Depois que alguém importou das aulas de
matemática o em função de, os repórteres de rádio acharam bonito e aboliram o
singelo por causa de. Cada vez que ouço que alguém morreu em função de uma bala
perdida, lembro do meu professor de Matemática, demonstrando um teorema.
Coitado do por causa de!
Por ser simples e claro, ainda passou a
ser atacado pelo por conta de. Abro o jornal e leio que um senador teve
intoxicação por conta de um jantar de que participou. Deve ser por pão-durismo.

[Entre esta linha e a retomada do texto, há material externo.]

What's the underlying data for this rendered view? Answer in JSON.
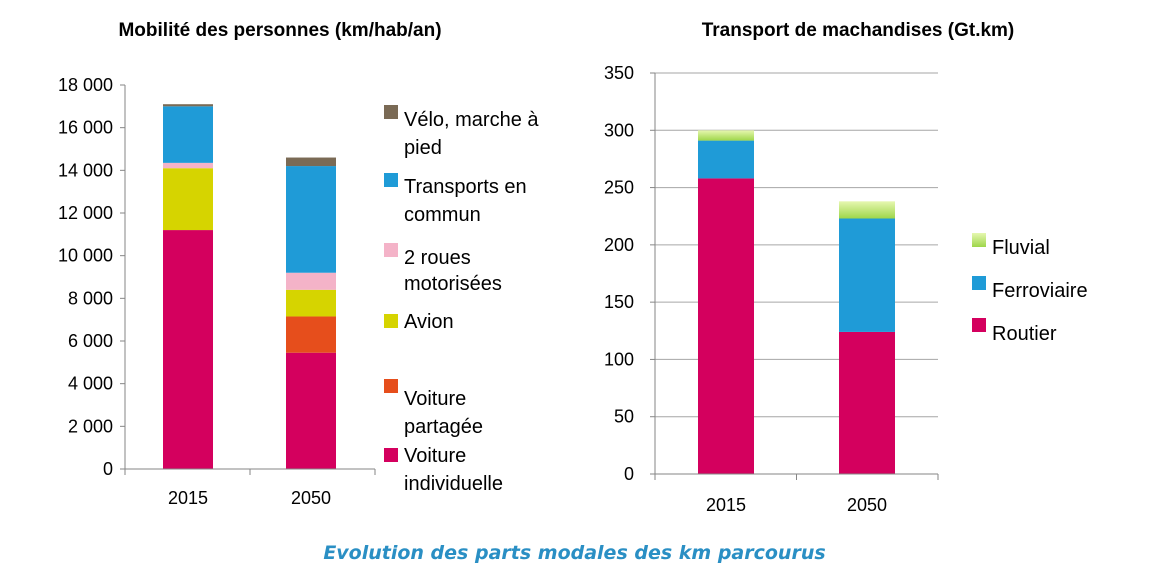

Se é por conta é porque ele pagou o jantar a contragosto. Alguém, nas
faculdades de jornalismo, por favor quer ressuscitar as regrinhas básicas da clareza
e da simplicidade na escrita? Nessas faculdades, por certo ainda se aprende que
as notícias mais quentes são de fatos que acontecem. Ou seja, o que é
imprevisto, surpreendente, fortuito. Uma reunião que está marcada não acontece.
Ela se realiza. A reunião acontece só quando as pessoas se encontram por acaso
e improvisaram uma reunião.
E no fim dessas maltraçadas, quero
lembrar do mais novo modismo: final, esse adjetivo que começou a ser usado como
substantivo. Em vez de fim de semana, virou final de semana. Se existe final de
semana, queiram por favor, chamar segunda-feira de inicial de semana. Mas se
segunda feira é início de semana, então apaguem o final, em homenagem aos
próprios neurônios. Se existe um final de filme, tem que haver um inicial, não
é mesmo? Mas se houver começo, então tem que haver um fim. Essa história de
colocar em lugar de pôr e final no lugar de fim, deve ser lobby de fábricas de
papel e tinta gráfica.
Enfim, resta uma esperança: a pobreza
não criativa dos modismos e chavões é passageira. Ninguém mais tem coragem,
hoje, de cometer um inserido no contexto. (...)
Revista
Classe
Fonte: Livro –
Encontro e Reencontro em Língua Portuguesa – 8ª Série – Marilda Prates – Ed.
Moderna, 2005 – p. 23-4.
Entendendo o texto:
01 – Comente o primeiro parágrafo do texto de Alexandre
Garcia.
Alexandre Garcia
questiona a postura de pessoas que “aparecem na imprensa em cruzada de resgate
da Língua Portuguesa”.
02 – Você sabe quem são os
anglófilos? Consulte o dicionário para enriquecer seu vocabulário.
Aqueles que têm
preferência pela Língua Inglesa.
03 – “Como línguas são seres
vivos que crescem e se transformam, elas precisam estar em constante
enriquecimento”.
a)
Por que Alexandre Garcia compara as línguas a
seres vivos?
Porque as línguas estão sempre se modificando de acordo com a
cultura e a história de seus falantes.
b)
Por que as modificações por ele indicadas
estariam empobrecendo a língua?
Porque não aproveitam os recursos da língua, mas apenas reaproveitam
as palavras e estruturas mais conhecidas, formando chavões e lugares-comuns.